Она хоть и сопротивлялась, но было это все бессмысленно. Люся и сама понимала, что оказалась в ловушке, висела, как на растяжке, и единственный способ минимизировать боль и дискомфорт от браслетов – это опираться на спинку кресла.
Но этого было мало мне. Подцепил край майки и заскользил по её телу, потому что сил уже не было видеть преграду эту бестолковую. Всё хочу видеть. Всё трогать буду.
Люся тихо скулила, но уже не кричала и уж тем более не дёргалась. Дыхание её становилось тяжелым, грудным и таким соблазнительным.
Завязав ненужный элемент одежды вокруг её запястья, свободно заскользил по женскому телу. Впивался пальцами, оставляя полоски на её нежной коже. Следил за растекающимися белесыми следами, за которыми тянулись взбесившиеся мурашки.
– Женщина всегда будет трофеем, призом и желанным сокровищем для мужчины, – зашептал я, опуская ладони на её выпяченную задницу. Холодная пряжка обмотанного вокруг моего запястья ремня холодила её кожу, отчего Люся застонала. – У всего есть две стороны, ты же понимаешь? Можно быть трофейной фигуркой в номере жирдяя-банкира, можно быть игрушкой в кабинете строгого босса, можно быть любимым сокровищем в уютной хрущевке. А можно быть жертвой, Милок. Некоторые мужчины считают, что могут самостоятельно менять роль женщины, и если между женой и любовницей всегда стоит женское согласие, то у жертвы никто разрешения спрашивать не станет. И вот теперь мы с тобой будем учить букварь. Первая буква – В, выпивка. Ты никогда не пьёшь то, что тебе подливают в бокал, Люсенька. А если и плеснули, то с самым невинным взглядом роняешь стакан с незнакомой жижей.

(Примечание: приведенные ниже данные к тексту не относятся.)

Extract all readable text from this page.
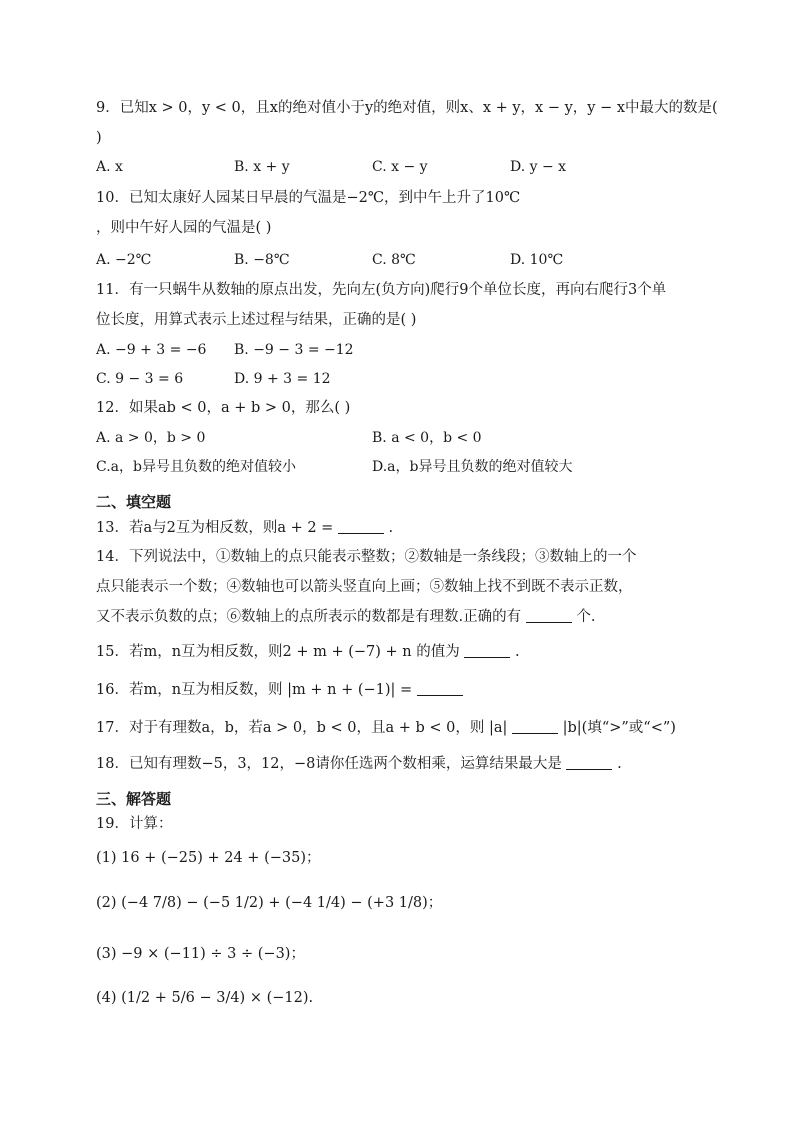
9．已知x > 0，y < 0，且x的绝对值小于y的绝对值，则x、x + y，x − y，y − x中最大的数是(
)
A. x	B. x + y	C. x − y	D. y − x
10．已知太康好人园某日早晨的气温是−2℃，到中午上升了10℃
，则中午好人园的气温是( )
A. −2℃	B. −8℃	C. 8℃	D. 10℃
11．有一只蜗牛从数轴的原点出发，先向左(负方向)爬行9个单位长度，再向右爬行3个单
位长度，用算式表示上述过程与结果，正确的是( )
A. −9 + 3 = −6 B. −9 − 3 = −12
C. 9 − 3 = 6	D. 9 + 3 = 12
12．如果ab < 0，a + b > 0，那么( )
A. a > 0，b > 0	B. a < 0，b < 0
C.a，b异号且负数的绝对值较小	D.a，b异号且负数的绝对值较大
二、填空题
13．若a与2互为相反数，则a + 2 =	.
14．下列说法中，①数轴上的点只能表示整数；②数轴是一条线段；③数轴上的一个
点只能表示一个数；④数轴也可以箭头竖直向上画；⑤数轴上找不到既不表示正数，
又不表示负数的点；⑥数轴上的点所表示的数都是有理数.正确的有	个.
15．若m，n互为相反数，则2 + m + (−7) + n 的值为	.
16．若m，n互为相反数，则 |m + n + (−1)| =
17．对于有理数a，b，若a > 0，b < 0，且a + b < 0，则 |a|	|b|(填“>”或“<”)
18．已知有理数−5，3，12，−8请你任选两个数相乘，运算结果最大是	.
三、解答题
19．计算：
(1) 16 + (−25) + 24 + (−35)；
(2) (−4 7/8) − (−5 1/2) + (−4 1/4) − (+3 1/8)；
(3) −9 × (−11) ÷ 3 ÷ (−3)；
(4) (1/2 + 5/6 − 3/4) × (−12).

– Ты ёбнулся? – она уже не орала, да и говорить уже никак не могла. Лишь хрипела, то и дело дёргая головой, чтобы взглядом столкнуться.
– Пока нет. Сначала выпорю…
Люся даже испугаться не успела, затаилась, уже понимая, что ни на что повлиять не сможет.

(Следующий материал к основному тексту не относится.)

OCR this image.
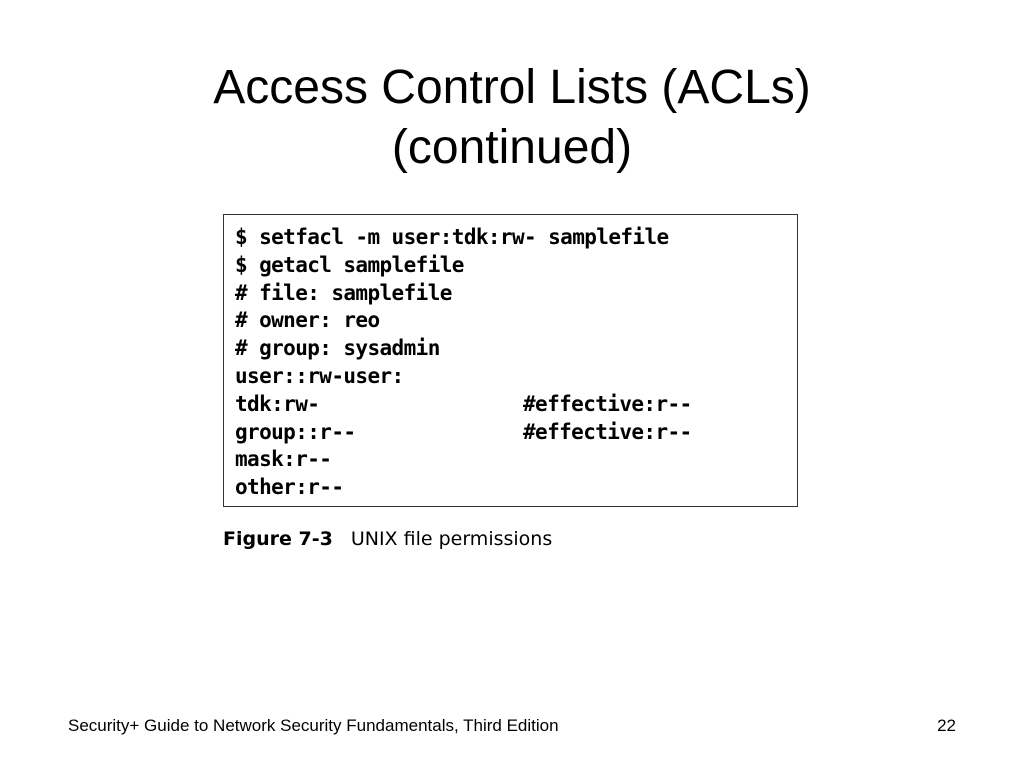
Access Control Lists (ACLs)
(continued)
$ setfacl -m user:tdk:rw- samplefile
$ getacl samplefile
# file: samplefile
# owner: reo
# group: sysadmin
user::rw-user:
tdk:rw-	#effective:r--
group::r--	#effective:r--
mask:r--
other:r--
Figure 7-3 UNIX file permissions
Security+ Guide to Network Security Fundamentals, Third Edition	22
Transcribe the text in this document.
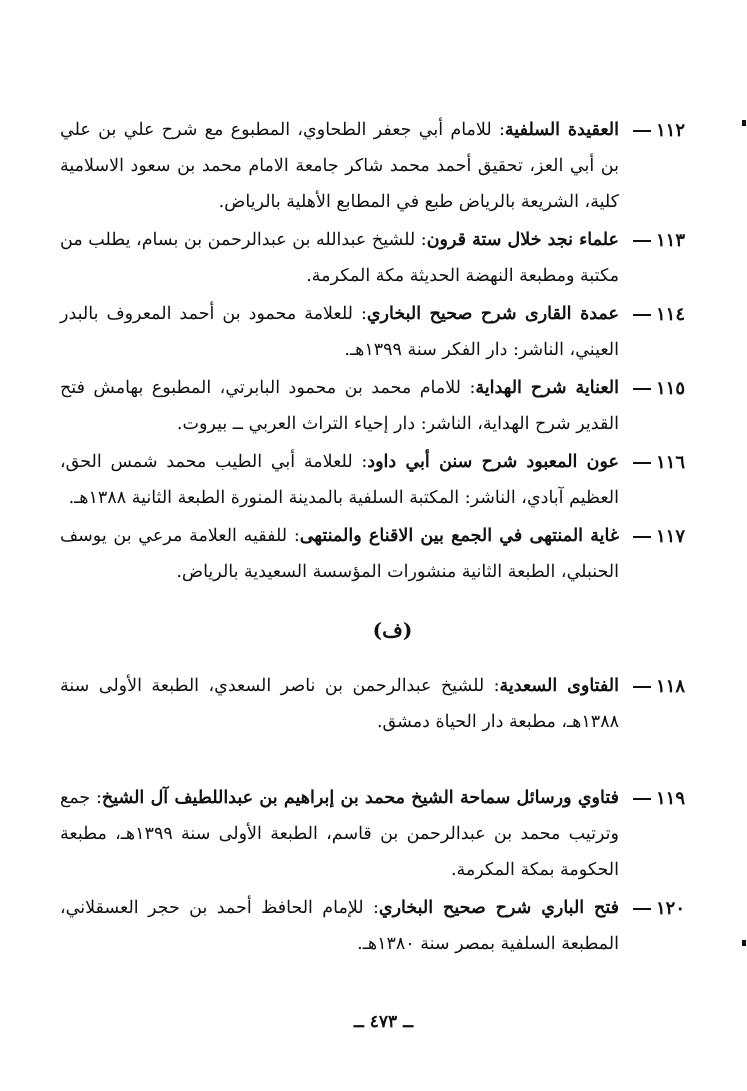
١١٢
العقيدة السلفية: للامام أبي جعفر الطحاوي، المطبوع مع شرح علي بن علي بن أبي العز، تحقيق أحمد محمد شاكر جامعة الامام محمد بن سعود الاسلامية كلية، الشريعة بالرياض طبع في المطابع الأهلية بالرياض.
١١٣
علماء نجد خلال ستة قرون: للشيخ عبدالله بن عبدالرحمن بن بسام، يطلب من مكتبة ومطبعة النهضة الحديثة مكة المكرمة.
١١٤
عمدة القارى شرح صحيح البخاري: للعلامة محمود بن أحمد المعروف بالبدر العيني، الناشر: دار الفكر سنة ١٣٩٩هـ.
١١٥
العناية شرح الهداية: للامام محمد بن محمود البابرتي، المطبوع بهامش فتح القدير شرح الهداية، الناشر: دار إحياء التراث العربي ــ بيروت.
١١٦
عون المعبود شرح سنن أبي داود: للعلامة أبي الطيب محمد شمس الحق، العظيم آبادي، الناشر: المكتبة السلفية بالمدينة المنورة الطبعة الثانية ١٣٨٨هـ.
١١٧
غاية المنتهى في الجمع بين الاقناع والمنتهى: للفقيه العلامة مرعي بن يوسف الحنبلي، الطبعة الثانية منشورات المؤسسة السعيدية بالرياض.
(ف)
١١٨
الفتاوى السعدية: للشيخ عبدالرحمن بن ناصر السعدي، الطبعة الأولى سنة ١٣٨٨هـ، مطبعة دار الحياة دمشق.
١١٩
فتاوي ورسائل سماحة الشيخ محمد بن إبراهيم بن عبداللطيف آل الشيخ: جمع وترتيب محمد بن عبدالرحمن بن قاسم، الطبعة الأولى سنة ١٣٩٩هـ، مطبعة الحكومة بمكة المكرمة.
١٢٠
فتح الباري شرح صحيح البخاري: للإمام الحافظ أحمد بن حجر العسقلاني، المطبعة السلفية بمصر سنة ١٣٨٠هـ.
ــ ٤٧٣ ــ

Ремень с нежным, но звонким шлепком лёг вдоль её позвоночника. Дёрнул на себя, чтобы почувствовала касание кожей. Люся уже не просто висела, она пальцами схватилась за турник, чтобы снизить боль. Выгибала спину, сводила меня с ума, затягивая в свою топь кратких взглядов зеленющих глаз.

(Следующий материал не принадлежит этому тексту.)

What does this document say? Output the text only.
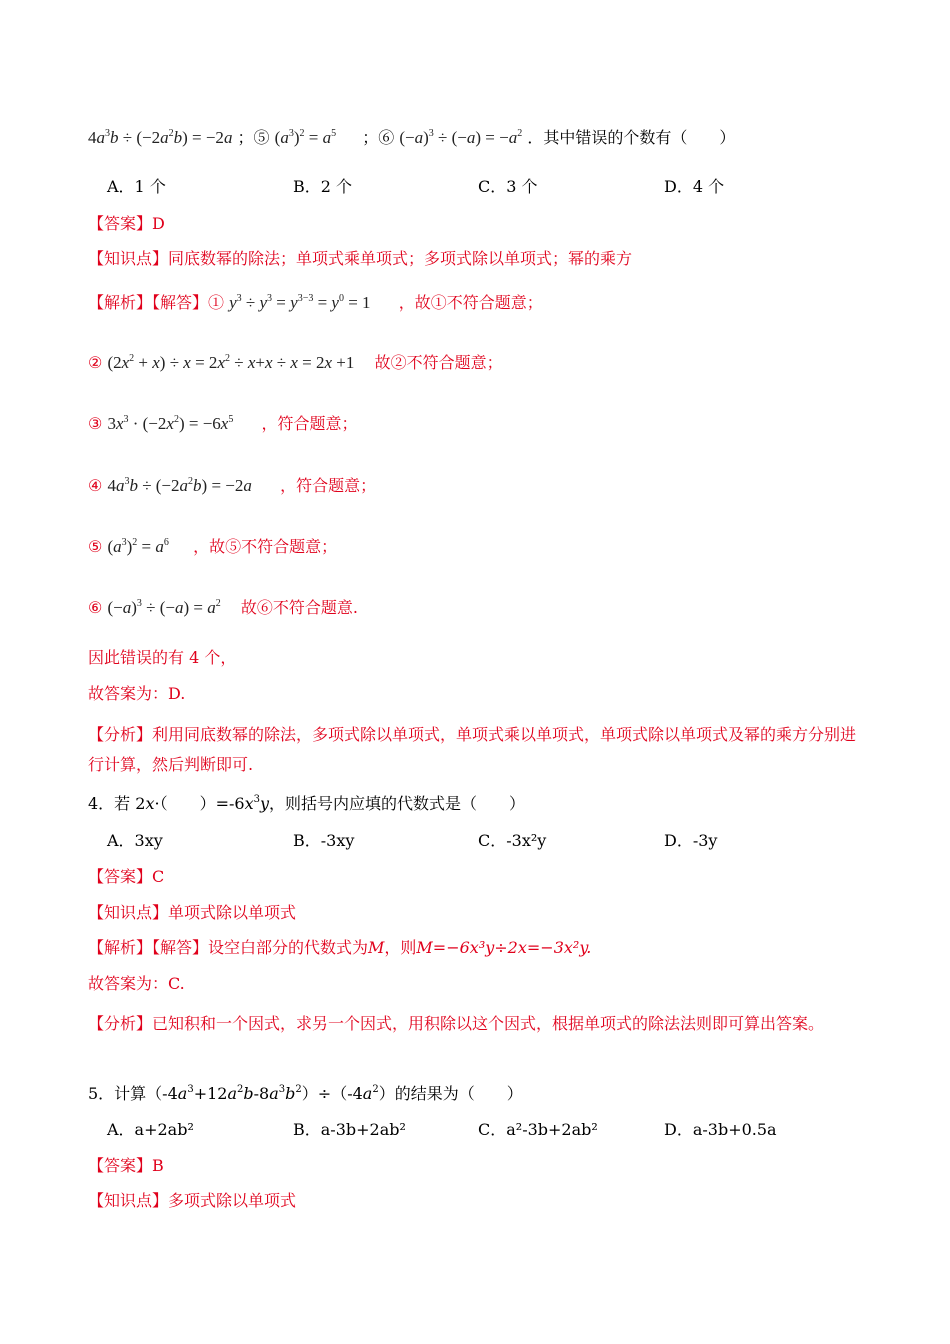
$4a^3b \div (-2a^2b) = -2a$ ；⑤ $(a^3)^2 = a^5$ ；⑥ $(-a)^3 \div (-a) = -a^2$ ．其中错误的个数有（　　）
A．1 个	B．2 个	C．3 个	D．4 个
【答案】D
【知识点】同底数幂的除法；单项式乘单项式；多项式除以单项式；幂的乘方
【解析】【解答】① $y^3 \div y^3 = y^{3-3} = y^0 = 1$ ，故①不符合题意；
② $(2x^2 + x) \div x = 2x^2 \div x+x \div x = 2x +1$ 故②不符合题意；
③ $3x^3 \cdot (-2x^2) = -6x^5$ ，符合题意；
④ $4a^3b \div (-2a^2b) = -2a$ ，符合题意；
⑤ $(a^3)^2 = a^6$ ，故⑤不符合题意；
⑥ $(-a)^3 \div (-a) = a^2$ 故⑥不符合题意.
因此错误的有 4 个，
故答案为：D.
【分析】利用同底数幂的除法，多项式除以单项式，单项式乘以单项式，单项式除以单项式及幂的乘方分别进行计算，然后判断即可.
4．若 2x·（　　）$=-6x^3y$，则括号内应填的代数式是（　　）
A．3xy	B．-3xy	C．-3x²y	D．-3y
【答案】C
【知识点】单项式除以单项式
【解析】【解答】设空白部分的代数式为M，则M=−6x³y÷2x=−3x²y.
故答案为：C.
【分析】已知积和一个因式，求另一个因式，用积除以这个因式，根据单项式的除法法则即可算出答案。
5．计算$(-4a^3+12a^2b-8a^3b^2)\div(-4a^2)$的结果为（　　）
A．a+2ab²	B．a-3b+2ab²	C．a²-3b+2ab²	D．a-3b+0.5a
【答案】B
【知识点】多项式除以单项式
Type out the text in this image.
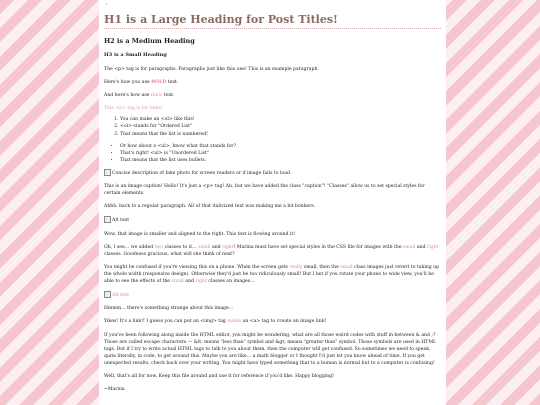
•
H1 is a Large Heading for Post Titles!
H2 is a Medium Heading
H3 is a Small Heading

The <p> tag is for paragraphs. Paragraphs just like this one! This is an example paragraph.

Here's how you use BOLD text.

And here's how use italic text.

This <p> tag is for links!

1. You can make an <ol> like this!
2. <ol> stands for "Ordered List"
3. That means that the list is numbered!
• Or how about a <ul>, know what that stands for?
• That's right! <ul> is "Unordered List"
• That means that the list uses bullets.

Concise description of fake photo for screen readers or if image fails to load.

This is an image caption! Hello! It's just a <p> tag! Ah, but we have added the class "caption"! "Classes" allow us to set special styles for certain elements.

Ahhh, back to a regular paragraph. All of that italicized text was making me a bit bonkers.

Alt text

Wow, that image is smaller and aligned to the right. This text is flowing around it!

Oh, I see… we added two classes to it… small and right! Marina must have set special styles in the CSS file for images with the small and right classes. Goodness gracious, what will she think of next?

You might be confused if you're viewing this on a phone. When the screen gets really small, then the small class images just revert to taking up the whole width (responsive design). Otherwise they'd just be too ridiculously small! But I bet if you rotate your phone to wide view, you'll be able to see the effects of the small and right classes on images…

Alt text

Hmmm… there's something strange about this image…

Yikes! It's a link!! I guess you can put an <img> tag inside an <a> tag to create an image link!

If you've been following along inside the HTML editor, you might be wondering, what are all those weird codes with stuff in-between & and ;? Those are called escape characters — &lt; means "less than" symbol and &gt; means "greater than" symbol. Those symbols are used in HTML tags. But if I try to write actual HTML tags to talk to you about them, then the computer will get confused. So sometimes we need to speak, quite literally, in code, to get around this. Maybe you are like… a math blogger or I thought I'd just let you know ahead of time. If you get unexpected results, check back over your writing. You might have typed something that to a human is normal but to a computer is confusing!

Well, that's all for now. Keep this file around and use it for reference if you'd like. Happy blogging!

~Marina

И хорошо, потому что уже через мгновение ремень щелчком хлыста опустился на её задницу.
– А-А!
– Первая буква, Мило́чек, первая…
В голове все превратилось в мусор, пыль и обрывки чего-то разумного. Эмоции, напряжение и бешеное возбуждение просто взорвались внутри меня.
Не слышал, не дышал… Смотрел на красивую женскую спину, пышные бёдра, узкую талию, на которой моя ладонь ощущалась как дома. А дальше БАХ…
И я уже сжимаю её задницу и одним резким толчком вхожу. Член ноет, яйца напряжены, а внутри нарывает заноза по имени Люся…
– Ты считаешь, что так я лучше усвою? – эта стерва даже сейчас не смогла сдержаться от колкостей. Она выгибалась, шпарила похотливым взглядом, манила сочными губами. Её грудь покачивалась от каждого толчка, действуя на меня похлеще маятника иллюзиониста.
– Заткнись, Милок… Лучше сама заткнись…
Это был не секс, это была обоюдная пытка. Страсть и бушующее пламя. Входил медленно, чтобы насытиться этим волшебным ощущением. Улыбался от её нервного присвистывания и толкался глубже, чтобы всё забрать!
– Сука ты, Чибисов… Сука… ААААА…. – взвыла она, когда кожаный ремень с нежностью лёг на тонкую женскую шею.
– Нет, Милок. Это всё ты, сладкая. Это всё ты… – крякнул и повернул ключ в наручниках.
Но Милка даже одуматься не успела, как я подхватил её на руки и уложил грудью на барную стойку, она лишь взвизгнула от прикосновения холодного камня к разрумянившейся коже.
– Учение – свет…
– А тьмы не боишься? – Люся взмахнула головой, перекидывая копну волос через плечо, и с силой сжала край столешницы. – За тьмой обычно таится пламя, Чибисов. Спалит, к чертям, оставив лишь сверкающие капитанские звёздочки.
– Тогда проверим…
Когда уже было не страшно потерять равновесие, мои движения стали резкими, сильными, а её тело – мягким и податливым. Люся распласталась на столешнице, смахивая с поверхности всё, что мешало. Но звон бьющейся посуды уже не мог остановить никого.